Development Practices

Question pages

Quesiton pages are defined as a a combination of two things:

  1. A json schema (public/data/schemas/partials/)
  2. A form (public/data/forms/)

These two things when combined are parsed by the jsonform library which renders the form, provides validation and a submit function.

The question pages are listed in pages.json and this controls the project progress and navigation elements, so all must match.

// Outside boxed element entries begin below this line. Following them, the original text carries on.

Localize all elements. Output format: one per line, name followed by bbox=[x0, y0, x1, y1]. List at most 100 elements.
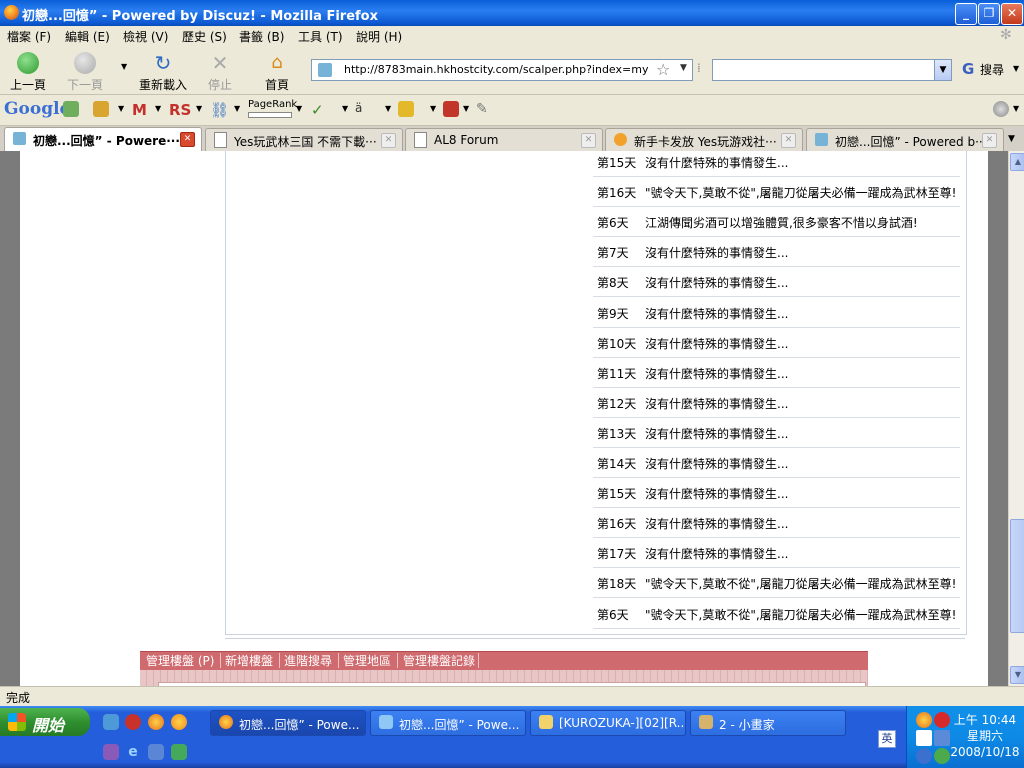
taskbar-item-folder[interactable]: [KUROZUKA-][02][R... bbox=[530, 710, 686, 736]
admin-add-listing-link[interactable]: 新增樓盤 bbox=[225, 652, 273, 669]
pagerank-dropdown-icon[interactable]: ▼ bbox=[296, 104, 302, 113]
minimize-button[interactable]: _ bbox=[955, 3, 977, 25]
log-row: 第9天 沒有什麼特殊的事情發生... bbox=[593, 297, 960, 328]
menu-edit[interactable]: 編輯 (E) bbox=[65, 28, 110, 45]
vertical-scrollbar[interactable]: ▲ ▼ bbox=[1008, 151, 1024, 686]
settings-circle-icon[interactable] bbox=[993, 101, 1009, 117]
bookmark-puzzle-icon[interactable] bbox=[93, 101, 109, 117]
scroll-up-icon[interactable]: ▲ bbox=[1010, 153, 1024, 171]
start-button[interactable]: 開始 bbox=[0, 708, 90, 736]
taskbar-item-ie[interactable]: 初戀...回憶” - Powe... bbox=[370, 710, 526, 736]
admin-separator bbox=[220, 653, 221, 668]
tray-media-icon[interactable] bbox=[916, 712, 932, 728]
quicklaunch-app-icon[interactable] bbox=[103, 744, 119, 760]
quicklaunch-media-icon[interactable] bbox=[171, 714, 187, 730]
tray-messenger-icon[interactable] bbox=[934, 748, 950, 764]
admin-separator bbox=[338, 653, 339, 668]
log-message: 沒有什麼特殊的事情發生... bbox=[645, 547, 789, 562]
signout-dropdown-icon[interactable]: ▼ bbox=[463, 104, 469, 113]
tab-close-icon[interactable]: ✕ bbox=[982, 133, 997, 148]
google-logo[interactable]: Google bbox=[4, 99, 70, 119]
tab-2[interactable]: Yes玩武林三国 不需下載··· ✕ bbox=[205, 128, 403, 151]
gmail-dropdown-icon[interactable]: ▼ bbox=[155, 104, 161, 113]
menu-tools[interactable]: 工具 (T) bbox=[298, 28, 343, 45]
log-message: 沒有什麼特殊的事情發生... bbox=[645, 156, 789, 170]
quicklaunch-opera-icon[interactable] bbox=[125, 714, 141, 730]
translate-dropdown-icon[interactable]: ▼ bbox=[385, 104, 391, 113]
spellcheck-dropdown-icon[interactable]: ▼ bbox=[342, 104, 348, 113]
log-message: 沒有什麼特殊的事情發生... bbox=[645, 396, 789, 411]
search-engine-dropdown-icon[interactable]: ▼ bbox=[1013, 64, 1019, 73]
system-clock[interactable]: 上午 10:44 星期六 2008/10/18 bbox=[950, 712, 1020, 760]
log-row: 第17天 沒有什麼特殊的事情發生... bbox=[593, 537, 960, 569]
gmail-icon[interactable]: M bbox=[132, 101, 148, 119]
search-dropdown-icon[interactable]: ▼ bbox=[934, 60, 951, 80]
share-dropdown-icon[interactable]: ▼ bbox=[234, 104, 240, 113]
menu-help[interactable]: 說明 (H) bbox=[356, 28, 402, 45]
log-day: 第10天 bbox=[597, 336, 637, 351]
signout-icon[interactable] bbox=[443, 101, 459, 117]
quicklaunch-explorer-icon[interactable] bbox=[148, 744, 164, 760]
home-button[interactable]: ⌂ 首頁 bbox=[262, 50, 292, 93]
close-button[interactable]: ✕ bbox=[1001, 3, 1023, 25]
scroll-thumb[interactable] bbox=[1010, 519, 1024, 633]
history-dropdown-icon[interactable]: ▼ bbox=[121, 62, 127, 71]
log-day: 第14天 bbox=[597, 457, 637, 471]
log-row: 第10天 沒有什麼特殊的事情發生... bbox=[593, 327, 960, 358]
tab-close-icon[interactable]: ✕ bbox=[180, 132, 195, 147]
admin-listing-records-link[interactable]: 管理樓盤記錄 bbox=[403, 652, 475, 669]
stop-button[interactable]: ✕ 停止 bbox=[205, 50, 235, 93]
menu-bookmarks[interactable]: 書籤 (B) bbox=[239, 28, 284, 45]
highlighter-icon[interactable]: ✎ bbox=[476, 101, 492, 117]
share-link-icon[interactable]: ⛓ bbox=[210, 101, 229, 119]
tray-network-icon[interactable] bbox=[934, 730, 950, 746]
tab-1[interactable]: 初戀...回憶” - Powere··· ✕ bbox=[4, 127, 202, 152]
rss-dropdown-icon[interactable]: ▼ bbox=[196, 104, 202, 113]
maximize-button[interactable]: ❐ bbox=[978, 3, 1000, 25]
forward-label: 下一頁 bbox=[66, 78, 103, 92]
image-search-icon[interactable] bbox=[63, 101, 79, 117]
menu-view[interactable]: 檢視 (V) bbox=[123, 28, 168, 45]
bookmark-star-icon[interactable]: ☆ bbox=[656, 60, 670, 79]
tab-list-dropdown-icon[interactable]: ▼ bbox=[1008, 134, 1015, 144]
input-language-icon[interactable]: 英 bbox=[878, 730, 896, 748]
url-dropdown-icon[interactable]: ▼ bbox=[680, 63, 687, 73]
taskbar-item-paint[interactable]: 2 - 小畫家 bbox=[690, 710, 846, 736]
admin-advanced-search-link[interactable]: 進階搜尋 bbox=[284, 652, 332, 669]
quicklaunch-firefox-icon[interactable] bbox=[148, 714, 164, 730]
taskbar-item-label: 2 - 小畫家 bbox=[719, 718, 775, 732]
search-input[interactable]: ▼ bbox=[712, 59, 952, 81]
quicklaunch-network-icon[interactable] bbox=[103, 714, 119, 730]
back-button[interactable]: 上一頁 bbox=[8, 50, 48, 93]
spellcheck-icon[interactable]: ✓ bbox=[311, 101, 327, 119]
scroll-down-icon[interactable]: ▼ bbox=[1010, 666, 1024, 684]
reload-button[interactable]: ↻ 重新載入 bbox=[136, 50, 190, 93]
quicklaunch-messenger-icon[interactable] bbox=[171, 744, 187, 760]
quicklaunch-ie-icon[interactable]: e bbox=[125, 744, 141, 760]
tab-3[interactable]: AL8 Forum ✕ bbox=[405, 128, 603, 151]
rss-icon[interactable]: RS bbox=[169, 101, 193, 119]
translate-icon[interactable]: ä bbox=[355, 101, 371, 117]
toolbar-resize-handle-icon[interactable]: ⁞ bbox=[697, 61, 701, 75]
tab-close-icon[interactable]: ✕ bbox=[381, 133, 396, 148]
tray-volume-icon[interactable] bbox=[916, 748, 932, 764]
search-engine-label[interactable]: 搜尋 bbox=[980, 61, 1004, 78]
tray-flash-icon[interactable] bbox=[934, 712, 950, 728]
menu-file[interactable]: 檔案 (F) bbox=[7, 28, 51, 45]
admin-manage-areas-link[interactable]: 管理地區 bbox=[343, 652, 391, 669]
settings-dropdown-icon[interactable]: ▼ bbox=[1013, 104, 1019, 113]
log-message: 沒有什麼特殊的事情發生... bbox=[645, 276, 789, 291]
tray-play-icon[interactable] bbox=[916, 730, 932, 746]
forward-button[interactable]: 下一頁 bbox=[64, 50, 106, 93]
admin-manage-listings-link[interactable]: 管理樓盤 (P) bbox=[146, 652, 214, 669]
send-to-icon[interactable] bbox=[398, 101, 414, 117]
send-dropdown-icon[interactable]: ▼ bbox=[430, 104, 436, 113]
back-arrow-icon bbox=[17, 52, 39, 74]
taskbar-item-firefox[interactable]: 初戀...回憶” - Powe... bbox=[210, 710, 366, 736]
log-row: 第15天 沒有什麼特殊的事情發生... bbox=[593, 146, 960, 177]
url-bar[interactable]: http://8783main.hkhostcity.com/scalper.p… bbox=[311, 59, 693, 81]
google-search-engine-icon[interactable]: G bbox=[962, 60, 974, 78]
menu-history[interactable]: 歷史 (S) bbox=[182, 28, 227, 45]
google-dropdown-icon[interactable]: ▼ bbox=[118, 104, 124, 113]
reload-label: 重新載入 bbox=[138, 78, 187, 92]
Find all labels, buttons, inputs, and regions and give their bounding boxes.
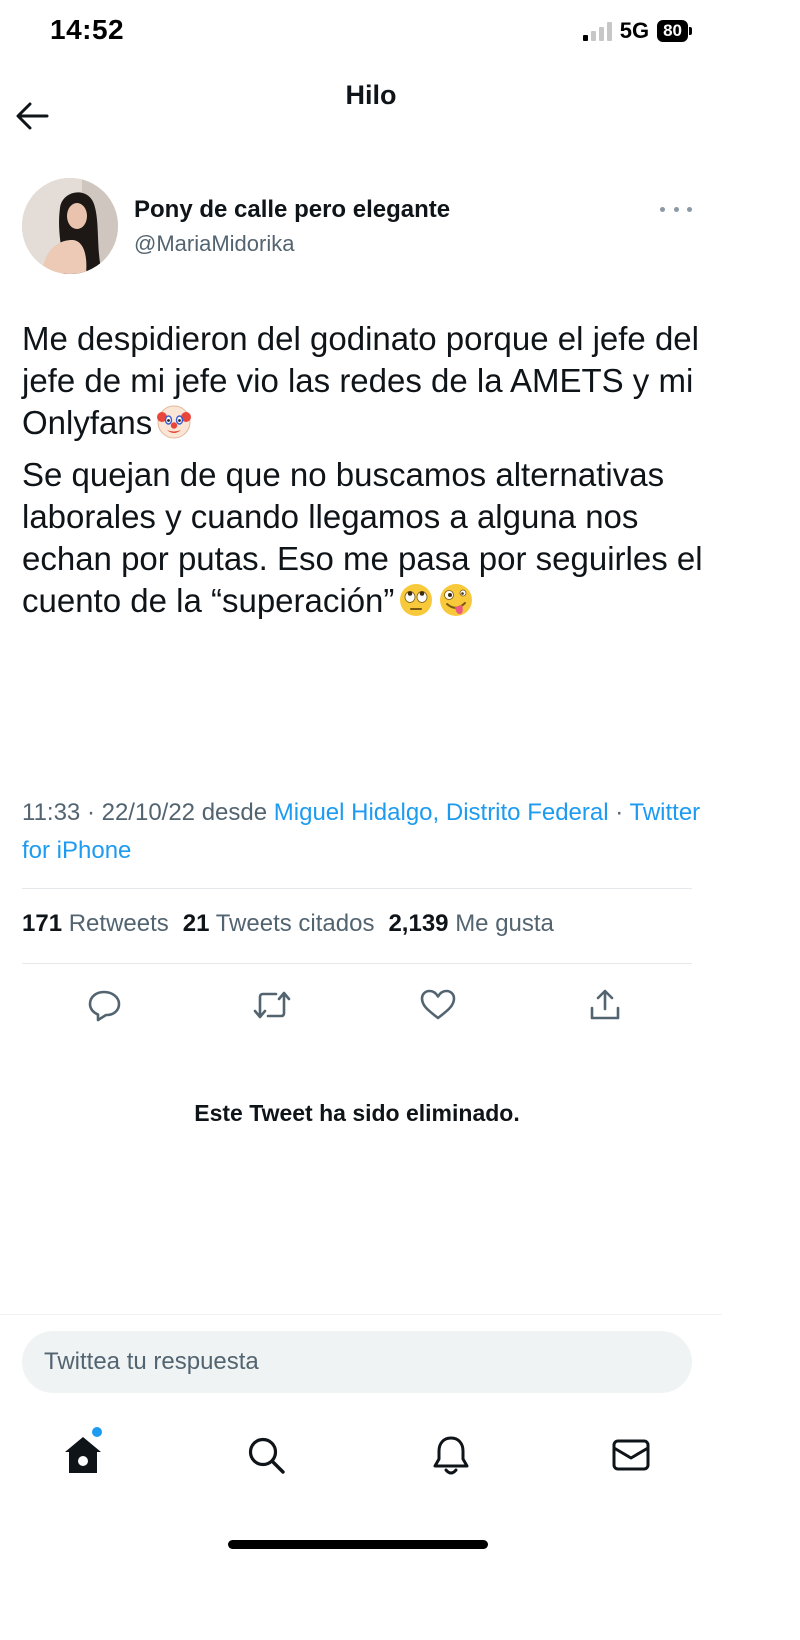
tweet-stats: 171 Retweets 21 Tweets citados 2,139 Me gu…	[22, 910, 554, 938]
status-indicators: 5G 80	[582, 18, 692, 44]
tweet-paragraph: Me despidieron del godinato porque el je…	[22, 318, 712, 444]
from-label: desde	[201, 799, 268, 826]
tweet-paragraph: Se quejan de que no buscamos alternativa…	[22, 454, 712, 622]
share-icon	[590, 989, 620, 1020]
divider	[22, 963, 692, 964]
tweet-thread-screen: 14:52 5G 80 Hilo Pony de calle pero eleg…	[0, 0, 742, 1640]
retweets-stat[interactable]: 171 Retweets	[22, 910, 169, 937]
location-link[interactable]: Miguel Hidalgo, Distrito Federal	[274, 799, 609, 826]
tweet-actions	[0, 985, 742, 1025]
share-button[interactable]	[585, 985, 625, 1025]
author-handle[interactable]: @MariaMidorika	[134, 231, 294, 257]
network-type: 5G	[619, 18, 650, 43]
like-icon	[420, 989, 456, 1020]
tweet-paragraph-text: Me despidieron del godinato porque el je…	[22, 320, 699, 441]
notifications-icon	[433, 1436, 469, 1475]
new-content-dot	[92, 1427, 102, 1437]
avatar[interactable]	[22, 178, 118, 274]
deleted-tweet-notice: Este Tweet ha sido eliminado.	[194, 1100, 520, 1126]
bottom-tab-bar	[0, 1432, 742, 1482]
likes-stat[interactable]: 2,139 Me gusta	[388, 910, 553, 937]
tab-search[interactable]	[243, 1432, 289, 1478]
tweet-text: Me despidieron del godinato porque el je…	[22, 318, 712, 622]
home-icon	[65, 1437, 101, 1473]
reply-input[interactable]	[22, 1331, 692, 1393]
more-options-button[interactable]	[660, 200, 692, 218]
search-icon	[248, 1437, 285, 1474]
more-dot	[687, 206, 692, 212]
reply-box[interactable]	[22, 1331, 692, 1393]
tweet-date: 22/10/22	[101, 799, 196, 826]
retweet-button[interactable]	[252, 985, 292, 1025]
zany-face-emoji	[440, 584, 473, 616]
status-time: 14:52	[50, 14, 125, 45]
page-title: Hilo	[345, 80, 397, 110]
reply-icon	[88, 990, 121, 1022]
tweet-time: 11:33	[22, 799, 81, 826]
tab-home[interactable]	[60, 1432, 106, 1478]
retweet-icon	[253, 991, 291, 1019]
divider	[0, 1314, 722, 1315]
signal-icon	[582, 21, 612, 41]
more-dot	[660, 206, 665, 212]
battery-level: 80	[657, 20, 688, 42]
battery-icon: 80	[657, 20, 692, 42]
eye-roll-emoji	[400, 584, 433, 616]
more-dot	[673, 206, 679, 212]
divider	[22, 888, 692, 889]
reply-button[interactable]	[85, 985, 125, 1025]
clown-face-emoji	[157, 405, 192, 439]
like-button[interactable]	[418, 985, 458, 1025]
tweet-paragraph-text: Se quejan de que no buscamos alternativa…	[22, 456, 703, 619]
tweet-meta: 11:33 · 22/10/22 desde Miguel Hidalgo, D…	[22, 799, 701, 864]
quotes-stat[interactable]: 21 Tweets citados	[183, 910, 375, 937]
messages-icon	[612, 1439, 650, 1471]
tab-notifications[interactable]	[428, 1432, 474, 1478]
home-indicator	[228, 1540, 488, 1549]
tab-messages[interactable]	[608, 1432, 654, 1478]
author-name[interactable]: Pony de calle pero elegante	[134, 196, 450, 224]
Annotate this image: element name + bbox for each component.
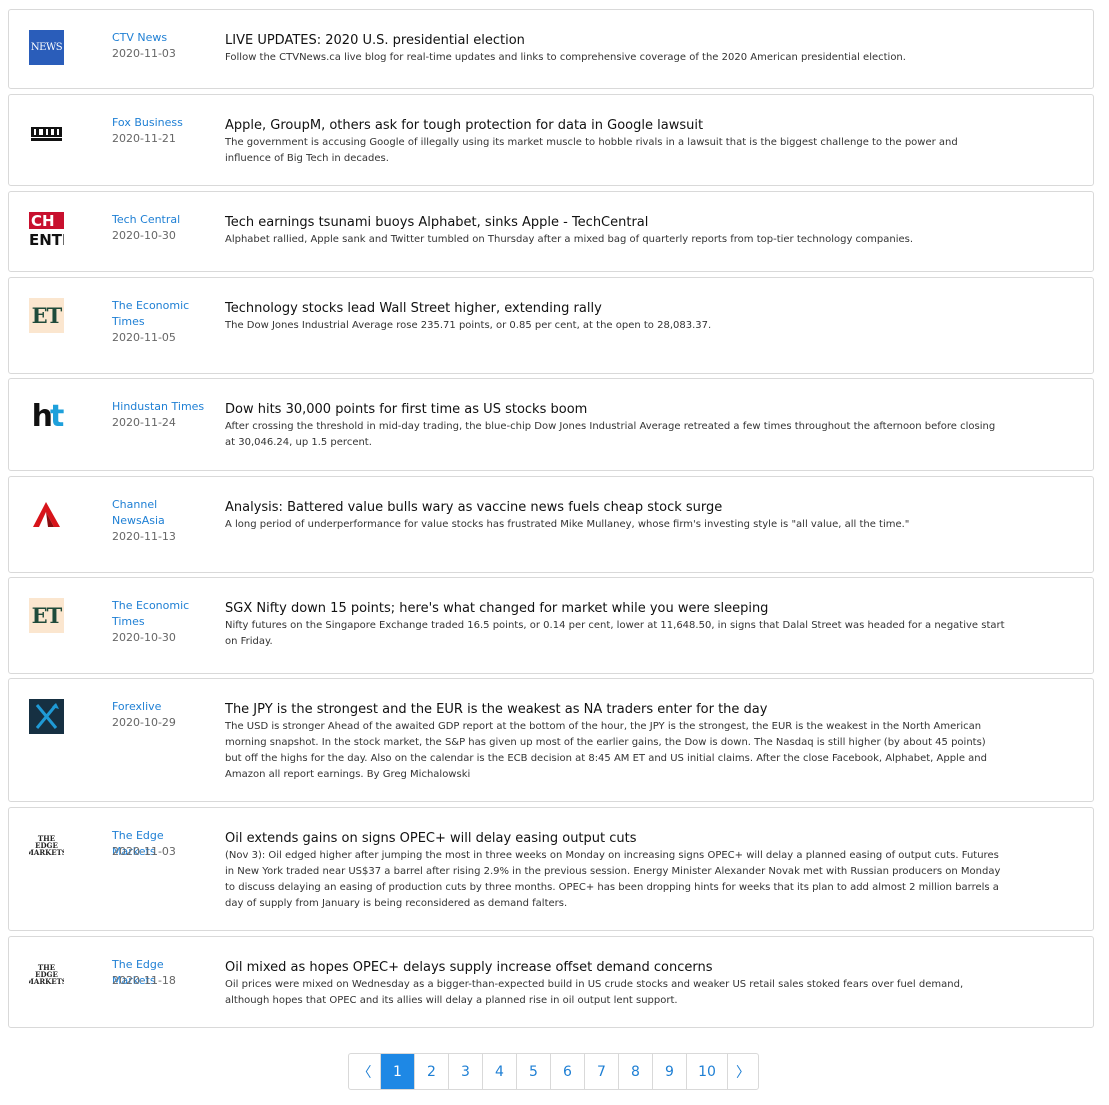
page-button-3[interactable]: 3 [448, 1054, 482, 1089]
news-description: Nifty futures on the Singapore Exchange … [225, 620, 1005, 647]
news-title-link[interactable]: Technology stocks lead Wall Street highe… [225, 300, 1005, 318]
news-description: A long period of underperformance for va… [225, 519, 910, 530]
page-button-1[interactable]: 1 [380, 1054, 414, 1089]
page-button-2[interactable]: 2 [414, 1054, 448, 1089]
page-button-5[interactable]: 5 [516, 1054, 550, 1089]
news-title-link[interactable]: Tech earnings tsunami buoys Alphabet, si… [225, 214, 1005, 232]
page-button-9[interactable]: 9 [652, 1054, 686, 1089]
news-description: (Nov 3): Oil edged higher after jumping … [225, 850, 1001, 909]
news-date: 2020-11-21 [112, 132, 176, 145]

jsonform has been extended with two things:

  1. "next" attribute: This tells the submit function which page is next after submit
  2. "quickNav" attribute: This tells the submit function that the next form can be loaded without having to redirect the user and complete page reload.

AI Integration

AI is integregrated into the form pages based upon their being a messageTemplate (public/data/messageTemplates) for the current page. If there is then this template will be read and autofilled with project data and the required json schema for the page. The AI is then asked to respond accord to the schema and users can select which reponses to add to their project. These are simply appended to the data and the form reloaded to show the new data.

AI for whole assessment

There is one special page that must be loaded from URL which asks the AI to do a complete assessment and not just a partial one. This works in a similar way to the method above except there are special handlers for this operation server side that add data directly into the database rather than requiring the use to submit the form.

Version Control

  • Use Git for version control.
  • Follow branching strategies like GitFlow or feature branching.
  • Write meaningful commit messages.

API Documentation (Server)

Endpoints

User Authentication

  • POST /auth/google
  • POST /auth/django
  • POST /logout

Project Management

  • GET /projects
  • POST /projects
  • PUT /project/:id
  • DELETE /project/:id
  • GET /project/:id/riskSummary
  • GET /project/:id/sharedUsers
  • POST /project/:id/sharedUsers
  • DELETE /project/:id/sharedUsers/:email

AI Assistant

  • GET /assistant/:project_id/:message_id - note the completeAssessment is a special route and doesn't return the AI response.
  • GET /project/:id/completeAssessment - Do a complete assessment

Error Handling

  • Ensure proper error handling and logging throughout the application.
  • Use middleware to catch and handle errors uniformly.

Contributing

  1. Fork the repository.
  2. Create a new branch (git checkout -b feature-branch).
  3. Commit your changes (git commit -m 'Add some feature').
  4. Push to the branch (git push origin feature-branch).
  5. Open a pull request.

License

This project is licensed under the MIT License. See the LICENSE.md file for details.